Francis apologizes to victims
July 7, 2014On Monday, the Vatican announced that Francis had met with three men and three women who clergy had sexually abused as children, listening to each privately for half an hour. In a private Mass, Francis apologized for the "sins and grave crimes."
"I beg your forgiveness, too, for the sins of omission on the part of church leaders who did not respond adequately to reports of abuse made by family members, as well as by abuse victims themselves," Francis said. "This led to even greater suffering on the part of those who were abused and it endangered other minors who were at risk," the pope added in his homily, delivered in his native Spanish.
Two Irish, two British and two German victims met with the pope.
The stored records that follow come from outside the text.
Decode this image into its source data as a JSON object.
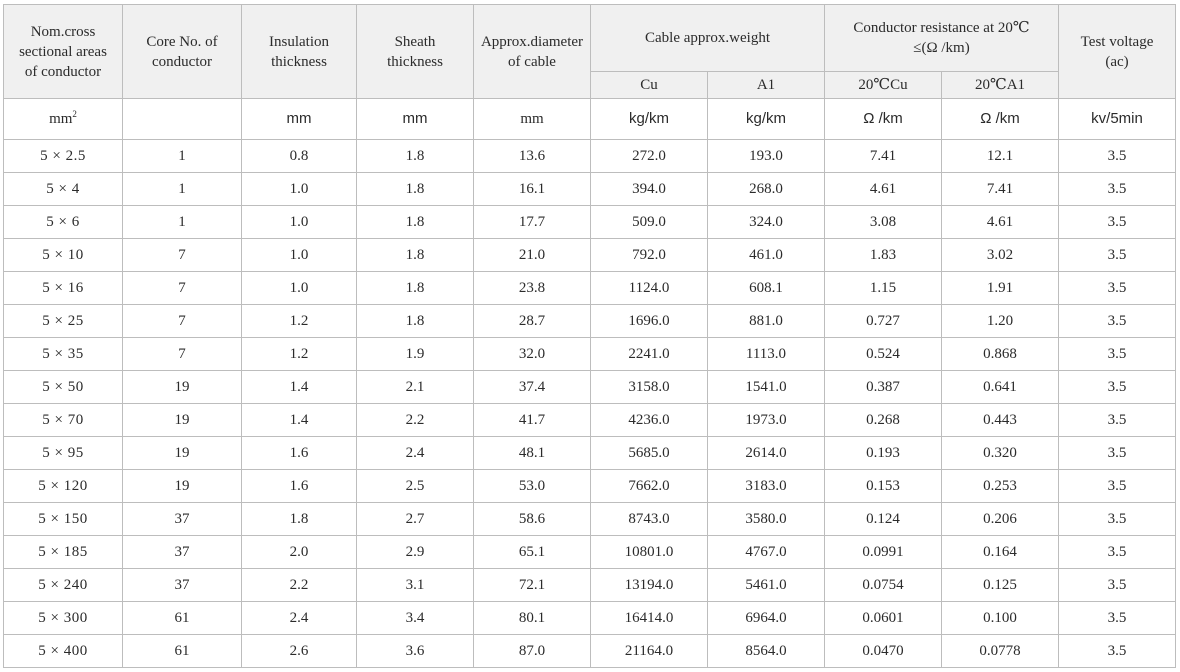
{
  "headers": {
    "nom_cross": [
      "Nom.cross",
      "sectional areas",
      "of conductor"
    ],
    "core_no": [
      "Core No. of",
      "conductor"
    ],
    "insulation": [
      "Insulation",
      "thickness"
    ],
    "sheath": [
      "Sheath",
      "thickness"
    ],
    "diameter": [
      "Approx.diameter",
      "of cable"
    ],
    "weight": "Cable approx.weight",
    "weight_cu": "Cu",
    "weight_al": "A1",
    "resistance": [
      "Conductor resistance at 20℃",
      "≤(Ω /km)"
    ],
    "res_cu": "20℃Cu",
    "res_al": "20℃A1",
    "test_voltage": [
      "Test voltage",
      "(ac)"
    ]
  },
  "units": {
    "nom_cross_base": "mm",
    "nom_cross_sup": "2",
    "core_no": "",
    "insulation": "mm",
    "sheath": "mm",
    "diameter": "mm",
    "weight_cu": "kg/km",
    "weight_al": "kg/km",
    "res_cu": "Ω /km",
    "res_al": "Ω /km",
    "test_voltage": "kv/5min"
  },
  "rows": [
    {
      "size": "5 × 2.5",
      "core": "1",
      "ins": "0.8",
      "sheath": "1.8",
      "dia": "13.6",
      "wcu": "272.0",
      "wal": "193.0",
      "rcu": "7.41",
      "ral": "12.1",
      "tv": "3.5"
    },
    {
      "size": "5 × 4",
      "core": "1",
      "ins": "1.0",
      "sheath": "1.8",
      "dia": "16.1",
      "wcu": "394.0",
      "wal": "268.0",
      "rcu": "4.61",
      "ral": "7.41",
      "tv": "3.5"
    },
    {
      "size": "5 × 6",
      "core": "1",
      "ins": "1.0",
      "sheath": "1.8",
      "dia": "17.7",
      "wcu": "509.0",
      "wal": "324.0",
      "rcu": "3.08",
      "ral": "4.61",
      "tv": "3.5"
    },
    {
      "size": "5 × 10",
      "core": "7",
      "ins": "1.0",
      "sheath": "1.8",
      "dia": "21.0",
      "wcu": "792.0",
      "wal": "461.0",
      "rcu": "1.83",
      "ral": "3.02",
      "tv": "3.5"
    },
    {
      "size": "5 × 16",
      "core": "7",
      "ins": "1.0",
      "sheath": "1.8",
      "dia": "23.8",
      "wcu": "1124.0",
      "wal": "608.1",
      "rcu": "1.15",
      "ral": "1.91",
      "tv": "3.5"
    },
    {
      "size": "5 × 25",
      "core": "7",
      "ins": "1.2",
      "sheath": "1.8",
      "dia": "28.7",
      "wcu": "1696.0",
      "wal": "881.0",
      "rcu": "0.727",
      "ral": "1.20",
      "tv": "3.5"
    },
    {
      "size": "5 × 35",
      "core": "7",
      "ins": "1.2",
      "sheath": "1.9",
      "dia": "32.0",
      "wcu": "2241.0",
      "wal": "1113.0",
      "rcu": "0.524",
      "ral": "0.868",
      "tv": "3.5"
    },
    {
      "size": "5 × 50",
      "core": "19",
      "ins": "1.4",
      "sheath": "2.1",
      "dia": "37.4",
      "wcu": "3158.0",
      "wal": "1541.0",
      "rcu": "0.387",
      "ral": "0.641",
      "tv": "3.5"
    },
    {
      "size": "5 × 70",
      "core": "19",
      "ins": "1.4",
      "sheath": "2.2",
      "dia": "41.7",
      "wcu": "4236.0",
      "wal": "1973.0",
      "rcu": "0.268",
      "ral": "0.443",
      "tv": "3.5"
    },
    {
      "size": "5 × 95",
      "core": "19",
      "ins": "1.6",
      "sheath": "2.4",
      "dia": "48.1",
      "wcu": "5685.0",
      "wal": "2614.0",
      "rcu": "0.193",
      "ral": "0.320",
      "tv": "3.5"
    },
    {
      "size": "5 × 120",
      "core": "19",
      "ins": "1.6",
      "sheath": "2.5",
      "dia": "53.0",
      "wcu": "7662.0",
      "wal": "3183.0",
      "rcu": "0.153",
      "ral": "0.253",
      "tv": "3.5"
    },
    {
      "size": "5 × 150",
      "core": "37",
      "ins": "1.8",
      "sheath": "2.7",
      "dia": "58.6",
      "wcu": "8743.0",
      "wal": "3580.0",
      "rcu": "0.124",
      "ral": "0.206",
      "tv": "3.5"
    },
    {
      "size": "5 × 185",
      "core": "37",
      "ins": "2.0",
      "sheath": "2.9",
      "dia": "65.1",
      "wcu": "10801.0",
      "wal": "4767.0",
      "rcu": "0.0991",
      "ral": "0.164",
      "tv": "3.5"
    },
    {
      "size": "5 × 240",
      "core": "37",
      "ins": "2.2",
      "sheath": "3.1",
      "dia": "72.1",
      "wcu": "13194.0",
      "wal": "5461.0",
      "rcu": "0.0754",
      "ral": "0.125",
      "tv": "3.5"
    },
    {
      "size": "5 × 300",
      "core": "61",
      "ins": "2.4",
      "sheath": "3.4",
      "dia": "80.1",
      "wcu": "16414.0",
      "wal": "6964.0",
      "rcu": "0.0601",
      "ral": "0.100",
      "tv": "3.5"
    },
    {
      "size": "5 × 400",
      "core": "61",
      "ins": "2.6",
      "sheath": "3.6",
      "dia": "87.0",
      "wcu": "21164.0",
      "wal": "8564.0",
      "rcu": "0.0470",
      "ral": "0.0778",
      "tv": "3.5"
    }
  ]
}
Francis also expressed regret at the victims he would never meet because their abuse had led them to commit suicide.
"These deaths of these so beloved children of God weigh upon the heart and my conscience and that of the whole church," Francis said on Monday.
Some people blame the church's celibacy policies for some of its problems.
'They lack courage'
In 2008, Benedict XVI became the first pope to meet with people abused by clergy. In May, weeks after the Vatican sexual-abuse advisory board announced it would introduce new accountability protocols, Francis promised he would begin meetings this summer.
Francis has pledged to pursue the "zero tolerance" policy followed by Benedict. Just last month, the Vatican defrocked an archbishop who had sexually abused boys in the Dominican Republic.
However, groups representing people abused by clergy point out that bishops rarely face punishment for shielding pedophiles. In January, the UN Committee on the Rights of the Child accused the Holy See of "consistently" covering up the crimes of child-molesting priests, prompting a diplomatic row with the Vatican, which flatly rejected the charge. In May, the UN Committee Against Torture accused the Roman Catholic Church of failing to comply with international law.
On Monday, the US-based Survivors Network of those Abused by Priests dismissed the meetings Francis had with victims as "public relations coups for the Vatican" that "provide temporary, but false hope."
"In meetings, people can share knowledge," SNAP leader Mary Caplan said on Monday. "But Catholic officials don't lack knowledge. They lack courage - the courage to be honest, to 'out' and oust their criminal colleagues, both those who commit and conceal sexual violence against children."
"No meeting with victims - however many or compelling or articulate they may be - changes this fundamental, distressing and unhealthy reality," she added.